I was a bit sad when I found out that Natalie was going to be managing the program instead of Lauren, but after about a week, I warmed up to her just as I had Lauren. It was refreshing to have a different person in charge, and Natalie introduced different elements to the program for example; work tracks (2016). The work tracks allowed us all to have a different project to work on throughout the summer. In small groups, we did different things ranging from selling produce at the farm, educating the community on Vines, designing perennial gardens, distributing produce, and teaching kids about healthy eating.
In 2015, there were only two returning youth including myself, so everyone asked us questions about what to expect, and how difficult it would be to adjust to the hard work and hot weather. I knew from experience that it could be a lot, but it’s also a lot of fun at the same time. It was nice to be able to share my knowledge with my co-workers. I didn’t expect to learn so many new things that summer. Even with all of my experience there was still so much I had to learn. I asked a lot more questions, and tried to absorb as much knowledge as I possibly could.
I was excited and nervous when Natalie recommended me for the Crew Leader position for 2016. I was never put in a leadership position before, so I wasn’t confident that I would do a good job at it. I was unsure that I could shoulder that much responsibility.
Working with Vines, Grow Binghamton program actually inspired me to study Environmental Science at Suny Broome Community College. I had previously wanted to join the Nursing program, or pre-med biology, but after two summers working outdoors, with other youth, I realized that wasn’t what I wanted to do. I am still not sure exactly I want to do in the future, but now I know what I am actually interested in. The work ethic I had gained over the two previous summers working and volunteering with Vines, helped me remain focused and diligent in my studies.
Towards the end of the semester (spring 2015), I decided that I was confident enough to apply for the Crew Leader position. When I found out me, and one of my previous co-workers, James got the position, I was very excited. I had no idea what to expect from the crew this year, which didn’t include any returning youth. But I was excited for the challenge.
At the beginning of the summer, almost the entire crew was inexperienced in agricultural work. It was challenging at first, but it didn’t take long to realize that everyone had something special to contribute to the team including motivation, attention to detail, strength, efficiency, public speaking, and leadership qualities. It was cool to see them all adjust over time, as well as develop appreciation for the work. We got a lot of work done, gained new knowledge and skills, and also accomplished goals we had set in the beginning of the program.
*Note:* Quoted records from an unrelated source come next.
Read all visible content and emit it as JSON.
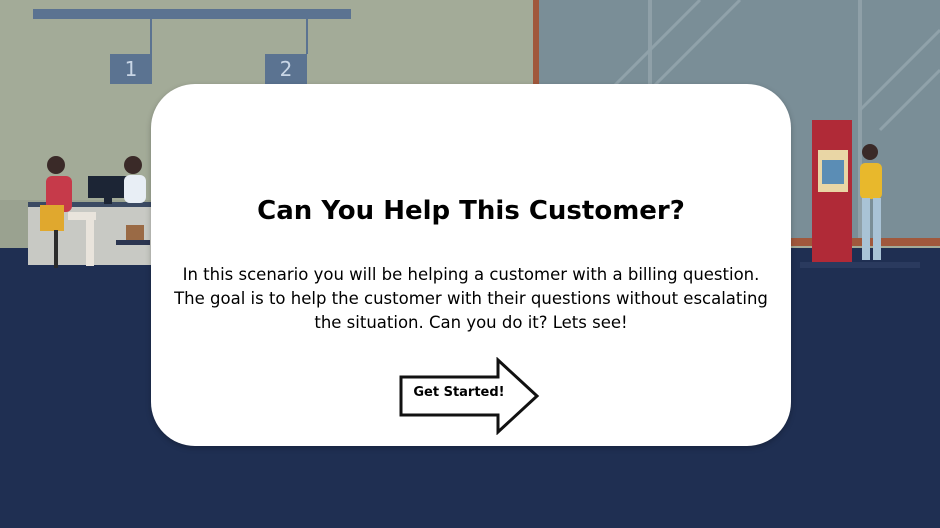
{
  "window": {
    "counter_numbers": [
      "1",
      "2"
    ]
  },
  "modal": {
    "title": "Can You Help This Customer?",
    "body": "In this scenario you will be helping a customer with a billing question. The goal is to help the customer with their questions without escalating the situation. Can you do it? Lets see!",
    "button_label": "Get Started!"
  },
  "colors": {
    "floor": "#1f2f52",
    "wall": "#a3ab98",
    "window_glass": "#7a8e97",
    "counter_sign": "#5b7391",
    "atm": "#b02a37",
    "card": "#ffffff"
  },
  "icons": {
    "start": "arrow-right-icon"
  }
}
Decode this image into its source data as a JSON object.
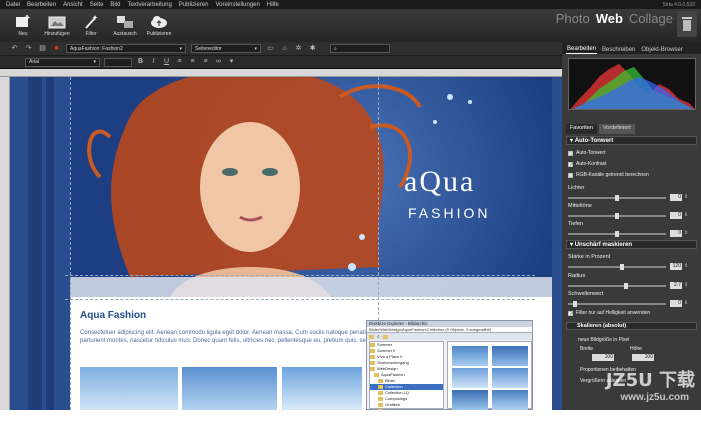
{
  "menu": [
    "Datei",
    "Bearbeiten",
    "Ansicht",
    "Seite",
    "Bild",
    "Textverarbeitung",
    "Publizieren",
    "Voreinstellungen",
    "Hilfe"
  ],
  "version": "Sirta 4.0.0.532",
  "toolbar": [
    {
      "label": "Neu",
      "icon": "new-page-icon"
    },
    {
      "label": "Hinzufügen",
      "icon": "add-image-icon"
    },
    {
      "label": "Filter",
      "icon": "wand-icon"
    },
    {
      "label": "Austausch",
      "icon": "exchange-icon"
    },
    {
      "label": "Publizieren",
      "icon": "cloud-upload-icon"
    }
  ],
  "modes": {
    "photo": "Photo",
    "web": "Web",
    "collage": "Collage"
  },
  "subbar": {
    "project": "AquaFashion: Fashion2",
    "editor": "Seiteneditor"
  },
  "fontbar": {
    "font": "Arial"
  },
  "page": {
    "logo_line1": "aQua",
    "logo_line2": "FASHION",
    "heading": "Aqua Fashion",
    "body": "Consectetuer adipiscing elit. Aenean commodo ligula eget dolor. Aenean massa. Cum sociis natoque penatibus et magnis dis parturient montes, nascetur ridiculus mus. Donec quam felis, ultricies nec, pellentesque eu, pretium quis, sem."
  },
  "right_panel": {
    "tabs": [
      "Bearbeiten",
      "Beschreiben",
      "Objekt-Browser"
    ],
    "fav_tabs": [
      "Favoriten",
      "Vordefiniert"
    ],
    "auto_tonwert": {
      "title": "Auto-Tonwert",
      "checks": [
        {
          "label": "Auto-Tonwert",
          "checked": false
        },
        {
          "label": "Auto-Kontrast",
          "checked": true
        },
        {
          "label": "RGB-Kanäle getrennt berechnen",
          "checked": false
        }
      ],
      "sliders": [
        {
          "label": "Lichter",
          "value": "0",
          "level": 0.5
        },
        {
          "label": "Mitteltöne",
          "value": "0",
          "level": 0.5
        },
        {
          "label": "Tiefen",
          "value": "0",
          "level": 0.5
        }
      ]
    },
    "unschaerf": {
      "title": "Unschärf maskieren",
      "sliders": [
        {
          "label": "Stärke in Prozent",
          "value": "120",
          "level": 0.55
        },
        {
          "label": "Radius",
          "value": "2.7",
          "level": 0.6
        },
        {
          "label": "Schwellenwert",
          "value": "0",
          "level": 0.05
        }
      ],
      "check": {
        "label": "Filter nur auf Helligkeit anwenden",
        "checked": true
      }
    },
    "skalieren": {
      "title": "Skalieren (absolut)",
      "unit_text": "neue Bildgröße in Pixel",
      "width_label": "Breite",
      "height_label": "Höhe",
      "width": "100",
      "height": "100",
      "keep_label": "Proportionen beibehalten",
      "extra_label": "Vergrößern zulassen"
    }
  },
  "explorer": {
    "title": "Diskbize Explorer - Bildarchiv",
    "path": "Bilder\\WebDesign\\AquaFashion\\Collection  (9 Objekte, 0 ausgewählt)",
    "tree": [
      "Sommer",
      "Sommer II",
      "Viva a Place II",
      "Sonnenuntergang",
      "WebDesign",
      "AquaFashion",
      "Bilder",
      "Collection",
      "Collection LQ",
      "Composings",
      "Grafiken",
      "Logos"
    ],
    "selected": "Collection"
  },
  "watermark": {
    "line1": "JZ5U 下载",
    "line2": "www.jz5u.com"
  },
  "colors": {
    "accent": "#1f4e8c",
    "canvas_bg": "#2a4d8f"
  }
}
“…everyone had something special to contribute to the team including motivation, attention to detail, strength, efficiency, public speaking, and leadership qualities.”
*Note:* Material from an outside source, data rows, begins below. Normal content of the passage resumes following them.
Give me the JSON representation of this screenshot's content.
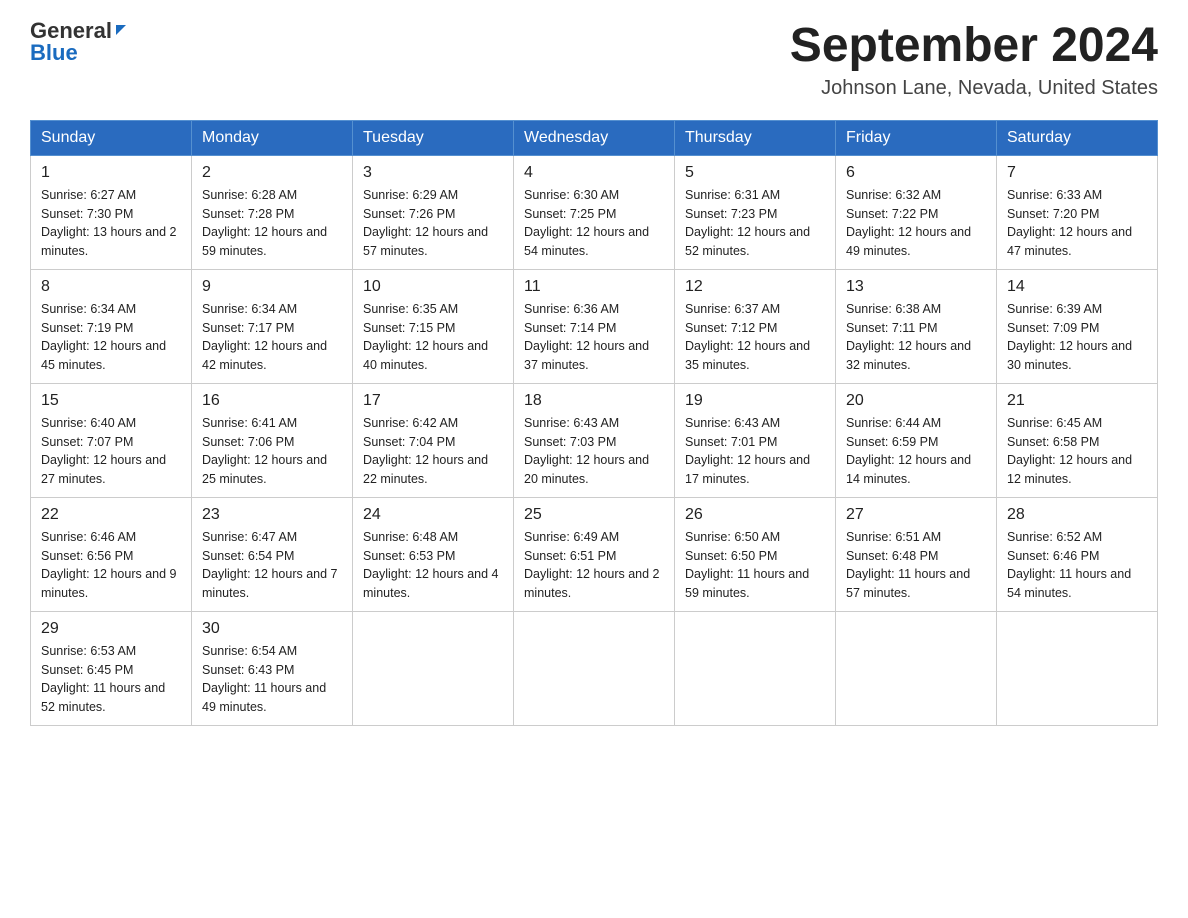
{
  "header": {
    "logo_general": "General",
    "logo_blue": "Blue",
    "title": "September 2024",
    "subtitle": "Johnson Lane, Nevada, United States"
  },
  "weekdays": [
    "Sunday",
    "Monday",
    "Tuesday",
    "Wednesday",
    "Thursday",
    "Friday",
    "Saturday"
  ],
  "weeks": [
    [
      {
        "day": "1",
        "sunrise": "6:27 AM",
        "sunset": "7:30 PM",
        "daylight": "13 hours and 2 minutes."
      },
      {
        "day": "2",
        "sunrise": "6:28 AM",
        "sunset": "7:28 PM",
        "daylight": "12 hours and 59 minutes."
      },
      {
        "day": "3",
        "sunrise": "6:29 AM",
        "sunset": "7:26 PM",
        "daylight": "12 hours and 57 minutes."
      },
      {
        "day": "4",
        "sunrise": "6:30 AM",
        "sunset": "7:25 PM",
        "daylight": "12 hours and 54 minutes."
      },
      {
        "day": "5",
        "sunrise": "6:31 AM",
        "sunset": "7:23 PM",
        "daylight": "12 hours and 52 minutes."
      },
      {
        "day": "6",
        "sunrise": "6:32 AM",
        "sunset": "7:22 PM",
        "daylight": "12 hours and 49 minutes."
      },
      {
        "day": "7",
        "sunrise": "6:33 AM",
        "sunset": "7:20 PM",
        "daylight": "12 hours and 47 minutes."
      }
    ],
    [
      {
        "day": "8",
        "sunrise": "6:34 AM",
        "sunset": "7:19 PM",
        "daylight": "12 hours and 45 minutes."
      },
      {
        "day": "9",
        "sunrise": "6:34 AM",
        "sunset": "7:17 PM",
        "daylight": "12 hours and 42 minutes."
      },
      {
        "day": "10",
        "sunrise": "6:35 AM",
        "sunset": "7:15 PM",
        "daylight": "12 hours and 40 minutes."
      },
      {
        "day": "11",
        "sunrise": "6:36 AM",
        "sunset": "7:14 PM",
        "daylight": "12 hours and 37 minutes."
      },
      {
        "day": "12",
        "sunrise": "6:37 AM",
        "sunset": "7:12 PM",
        "daylight": "12 hours and 35 minutes."
      },
      {
        "day": "13",
        "sunrise": "6:38 AM",
        "sunset": "7:11 PM",
        "daylight": "12 hours and 32 minutes."
      },
      {
        "day": "14",
        "sunrise": "6:39 AM",
        "sunset": "7:09 PM",
        "daylight": "12 hours and 30 minutes."
      }
    ],
    [
      {
        "day": "15",
        "sunrise": "6:40 AM",
        "sunset": "7:07 PM",
        "daylight": "12 hours and 27 minutes."
      },
      {
        "day": "16",
        "sunrise": "6:41 AM",
        "sunset": "7:06 PM",
        "daylight": "12 hours and 25 minutes."
      },
      {
        "day": "17",
        "sunrise": "6:42 AM",
        "sunset": "7:04 PM",
        "daylight": "12 hours and 22 minutes."
      },
      {
        "day": "18",
        "sunrise": "6:43 AM",
        "sunset": "7:03 PM",
        "daylight": "12 hours and 20 minutes."
      },
      {
        "day": "19",
        "sunrise": "6:43 AM",
        "sunset": "7:01 PM",
        "daylight": "12 hours and 17 minutes."
      },
      {
        "day": "20",
        "sunrise": "6:44 AM",
        "sunset": "6:59 PM",
        "daylight": "12 hours and 14 minutes."
      },
      {
        "day": "21",
        "sunrise": "6:45 AM",
        "sunset": "6:58 PM",
        "daylight": "12 hours and 12 minutes."
      }
    ],
    [
      {
        "day": "22",
        "sunrise": "6:46 AM",
        "sunset": "6:56 PM",
        "daylight": "12 hours and 9 minutes."
      },
      {
        "day": "23",
        "sunrise": "6:47 AM",
        "sunset": "6:54 PM",
        "daylight": "12 hours and 7 minutes."
      },
      {
        "day": "24",
        "sunrise": "6:48 AM",
        "sunset": "6:53 PM",
        "daylight": "12 hours and 4 minutes."
      },
      {
        "day": "25",
        "sunrise": "6:49 AM",
        "sunset": "6:51 PM",
        "daylight": "12 hours and 2 minutes."
      },
      {
        "day": "26",
        "sunrise": "6:50 AM",
        "sunset": "6:50 PM",
        "daylight": "11 hours and 59 minutes."
      },
      {
        "day": "27",
        "sunrise": "6:51 AM",
        "sunset": "6:48 PM",
        "daylight": "11 hours and 57 minutes."
      },
      {
        "day": "28",
        "sunrise": "6:52 AM",
        "sunset": "6:46 PM",
        "daylight": "11 hours and 54 minutes."
      }
    ],
    [
      {
        "day": "29",
        "sunrise": "6:53 AM",
        "sunset": "6:45 PM",
        "daylight": "11 hours and 52 minutes."
      },
      {
        "day": "30",
        "sunrise": "6:54 AM",
        "sunset": "6:43 PM",
        "daylight": "11 hours and 49 minutes."
      },
      null,
      null,
      null,
      null,
      null
    ]
  ]
}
Being a Crew Leader helped foster my communication skills and mentor-ship capabilities. I enjoyed connecting, and building relationships with the crew, as well as giving them advice when they asked for it. I came to care for each of my co-workers individually, and am still in touch with most of them now. I’m glad I was introduced to Vines. I’ve learned so much, and met so many people over the years to whom I hope to stay connected. I’m not sure what I am doing next year, but I do know that I want to stay involved with Vines.